CLOSE-UP: PERSPECTIVE; There’s a lot more to global ads than joining a network

Last week’s revelation that Bartle Bogle Hegarty is to open up shop in the Far East could not have been better timed as far as the launch of Campaign’s new International section is concerned. BBH is one of a small group of London agencies - Leagas Delaney with Adidas, Howell Henry Chaldecott Lury with Lego - that have woken up to the potential of international business without a network. It has even been successful enough to merit a Queen’s Award for Export.

Last week’s revelation that Bartle Bogle Hegarty is to open up shop in

the Far East could not have been better timed as far as the launch of

Campaign’s new International section is concerned. BBH is one of a small

group of London agencies - Leagas Delaney with Adidas, Howell Henry

Chaldecott Lury with Lego - that have woken up to the potential of

international business without a network. It has even been successful

enough to merit a Queen’s Award for Export.



Other leading London shops have utilised the selling of part or all of

their stock to good effect - Abbott Mead Vickers BBDO, BMP DDB and Lowe

Howard-Spink. As they work for more and more overseas clients, hire

international staff and compete regularly on pitches against the cream

of foreign competition, they are forced to accept the inescapable: while

Britain can still lay claim to creating some of the best advertising in

the world, we only have to look at anything from our car industry to our

cricket team to see how sheer the fall from the top can be if we rest on

our laurels.



Our insularity can sometimes be frightening - Campaign being

unquestionably guilty in the past.



The creative community might pay its respects to Wieden and Kennedy and

a couple of other US hotshops, and give token D&AD pencils to the

handful of overseas entries to thank them for their fees, but then it

congregates around the bar at the Martinez Hotel during Cannes week,

confident that either Britain or the US will win the most Lions.

Meanwhile, those same creatives are oblivious to the attention being

paid to the work by delegates from other countries.



Our media industry too tends to get bogged down in parochial battles

between ITV Sport and Sky, Mirror Group Newspapers and News

International, interminable squabbles over Barb and the ABC, and the

cross-media ownership debate. How many of us are up to speed even with

developments on the European continent, let alone the US or Asia?



In Campaign’s new International section, the first ‘global player’

analysis of Havas, and the politics of its relationships with CLT,

Bertelsmann, Murdoch and the French government is but one eye-opener.

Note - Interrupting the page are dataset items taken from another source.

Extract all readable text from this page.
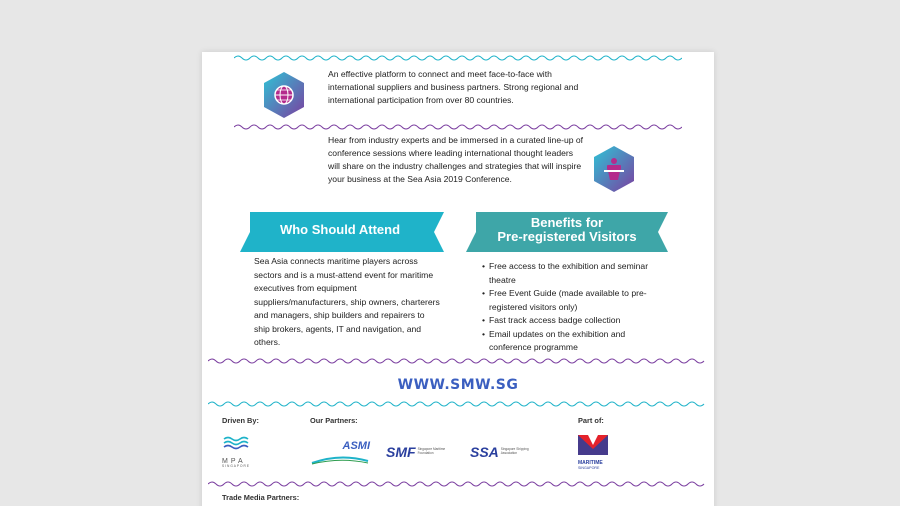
An effective platform to connect and meet face-to-face with international suppliers and business partners. Strong regional and international participation from over 80 countries.
Hear from industry experts and be immersed in a curated line-up of conference sessions where leading international thought leaders will share on the industry challenges and strategies that will inspire your business at the Sea Asia 2019 Conference.
Who Should Attend	Benefits for
Pre-registered Visitors
Sea Asia connects maritime players across sectors and is a must-attend event for maritime executives from equipment suppliers/manufacturers, ship owners, charterers and managers, ship builders and repairers to ship brokers, agents, IT and navigation, and others.
• Free access to the exhibition and seminar theatre
• Free Event Guide (made available to pre-registered visitors only)
• Fast track access badge collection
• Email updates on the exhibition and conference programme
WWW.SMW.SG
Driven By:	Our Partners:	Part of:
MPA
SINGAPORE
ASMI SMF Singapore Maritime Foundation	SSA Singapore Shipping Association
MARITIME
SINGAPORE
Trade Media Partners:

For a second, look no further than the piece on the US phenomenon that

is Martha Stewart (p28).



For years, such stories used to fill many of our readers with as much

dread as the prospect of taking a ‘Euro job’. Now that those jobs are

filled by the likes of Mike Walsh and Terry Rosenquist; talents such as

Pete Watkins and Simon Sherwood are to reside in Asia; and half the

British planning community appears to be working in the US, isn’t it

about time we acknowledged that the world extends beyond the steps of

the stage at the Grosvenor House Hotel?